American Society of Plastic Surgeons
For Consumers
 

FEDERAL | Senate Focuses on Medical Innovation and Health IT

On February 9, the Senate Health, Education, Labor and Pensions (HELP) Committee held the first in a series of three meetings dedicated to marking up and advancing a suite of legislation which is aimed at improving biomedical innovation in the United States. These hearings are part of the Senate Innovations for Healthier Americans initiative, which is a companion effort to the House's 21st Century Cures initiative that passed in 2015. During the markup, the Committee unanimously passed the Improving Health Technology Act (S.2511). Developed by the Committee's Health Information Technology (HIT) working group and supported by ASPS, the measure would make substantial changes to the American HIT landscape by reducing the burden on physicians who participate in and comply with federal health IT programs; increasing vendor accountability; fostering systemic interoperability; and encouraging the development of new HIT products that work better for specialty physicians.

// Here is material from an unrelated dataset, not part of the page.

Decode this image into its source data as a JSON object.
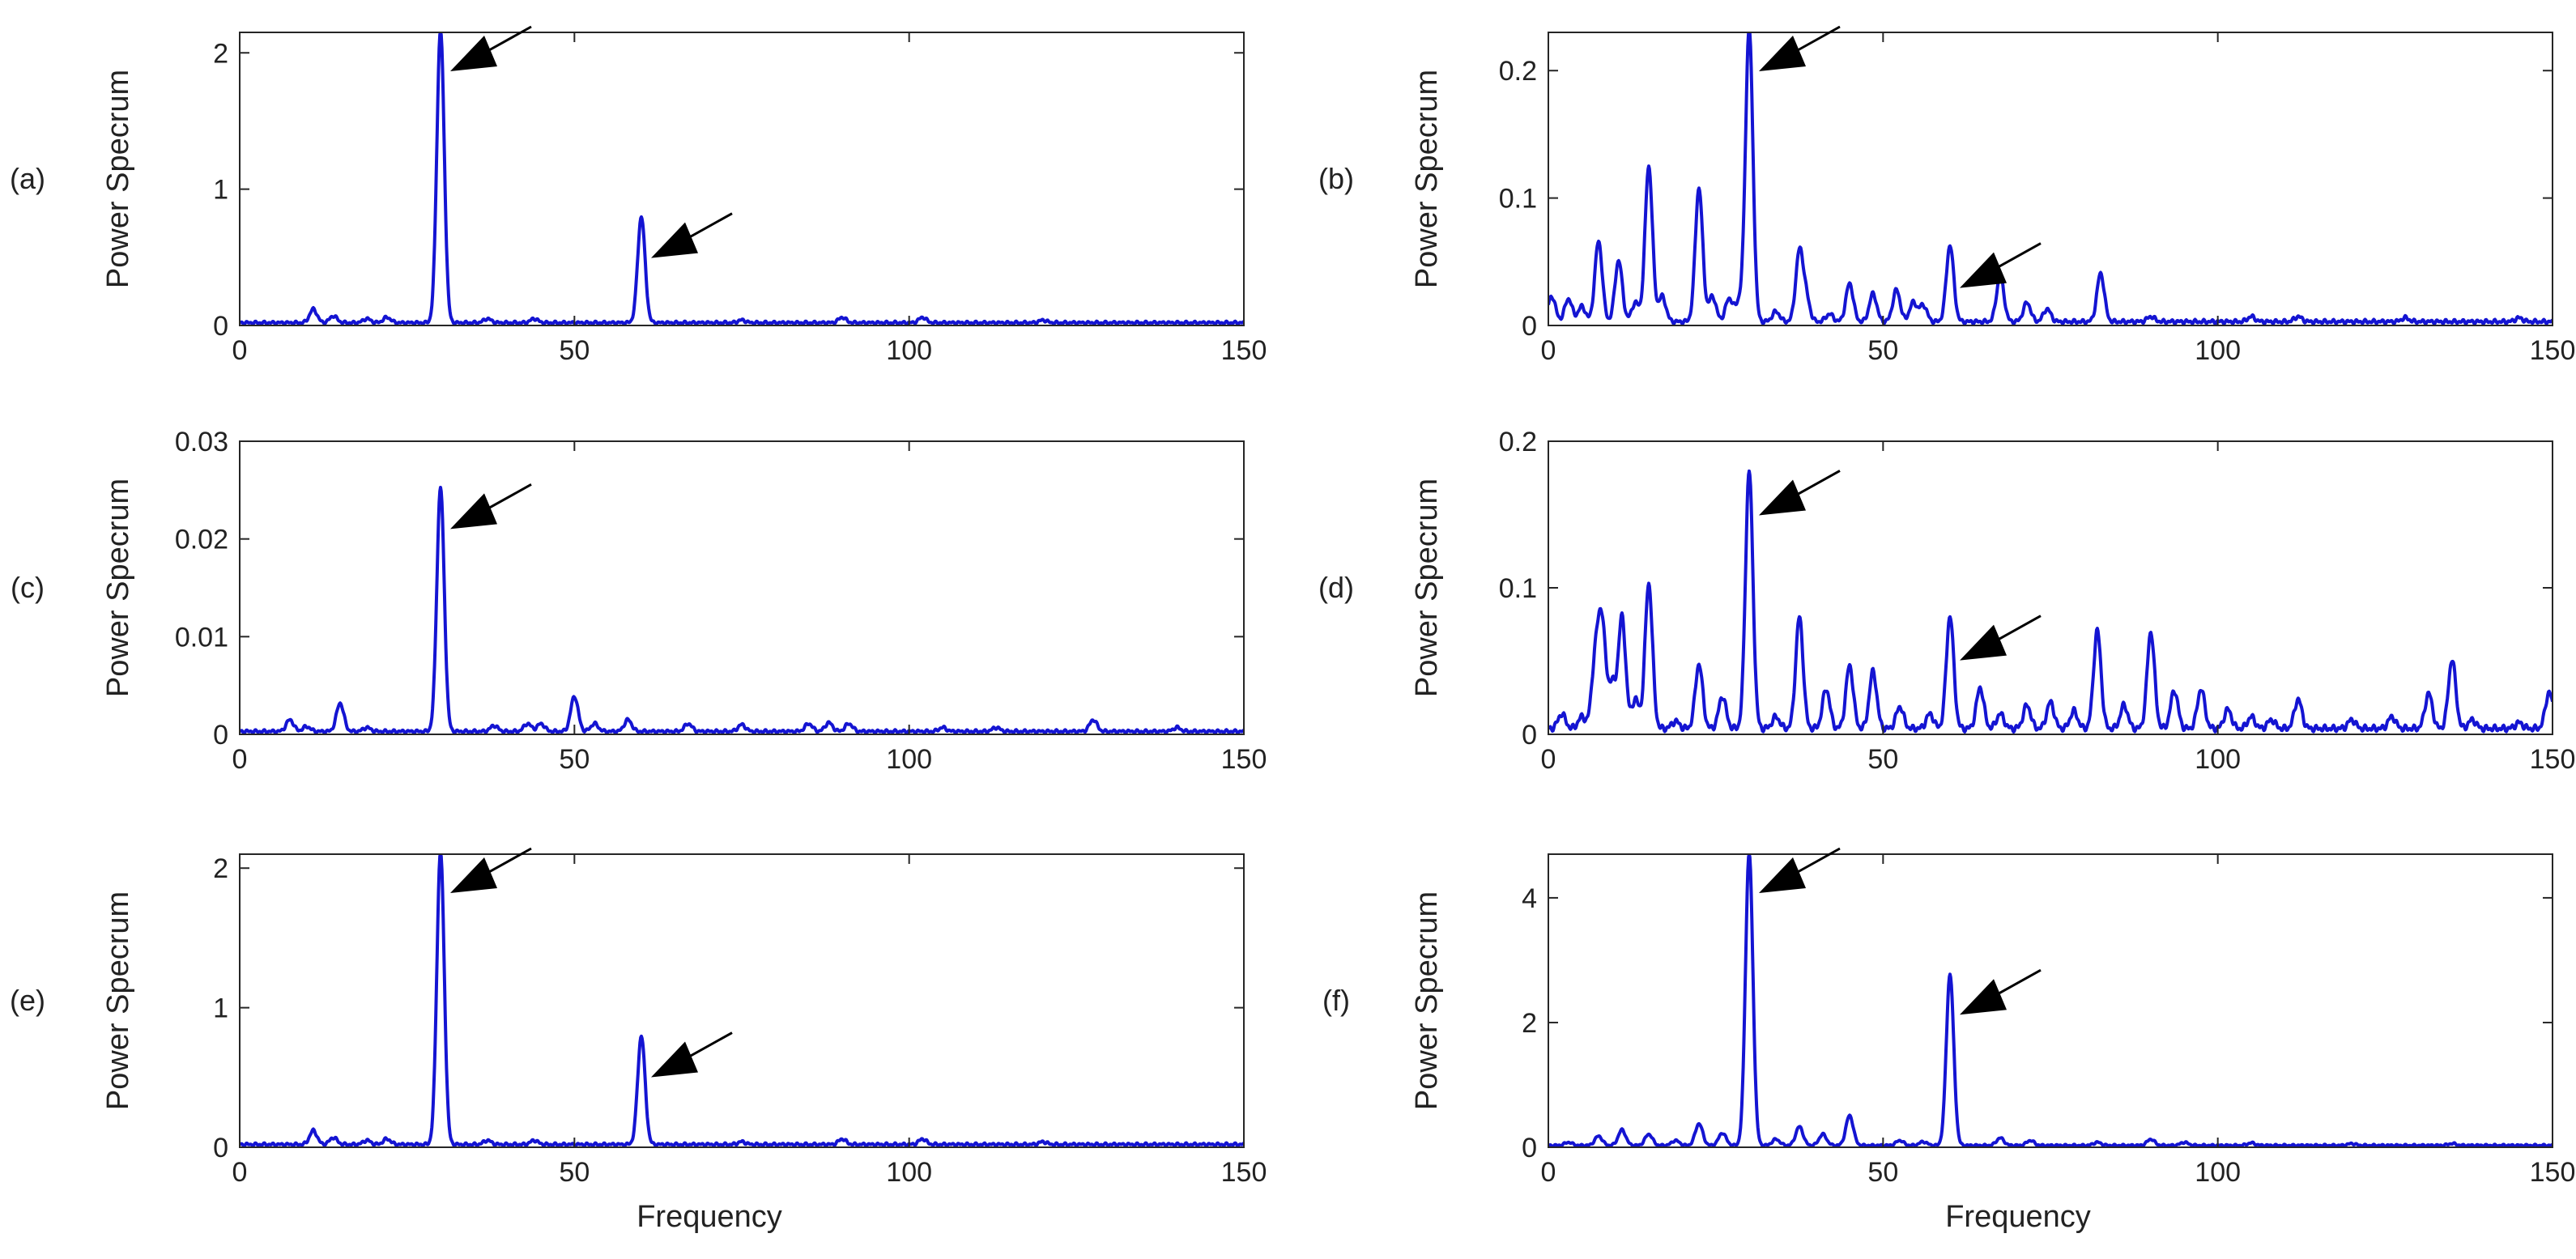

In its effort to improve electronic health record (EHR) products, the bill focuses on two areas of particular importance to plastic surgeons. First, it contains language directing the federal government to identify specific medical specialties which lack EHR systems compatible to their clinical practice. Second, it creates new, objective assessments of the relative quality of EHRs and makes those assessments more clear to end-users through the establishment of an unbiased rating system to help providers choose products. This rating system feeds into a revamped EHR certification process that now requires vendors to demonstrate they meet certain standards to maintain their certification and avoid fines. Crucially, to reduce the negative impact on providers when their EHR products are decertified, the legislation creates a provider hardship exemption from federal payment penalties.

The measure also takes several steps to foster interoperability across health IT systems and creates legitimate negative consequences for the practice of "information blocking," which is the concerted interference with the appropriate flow of information between health IT systems. For example, the bill creates a public-private initiative that will focus on developing a strategy to reach broad interoperability goals. Additionally, it ties continued certification of an EHR system to the product developer's ability to demonstrate its compatibility with other EHRs. Lastly, the Improving Health Technology Act also contains provisions to help improve the underlying quality and integration of exchanged information by developing an initial set of common data elements, such as standard formatting for entering a patient's date of birth.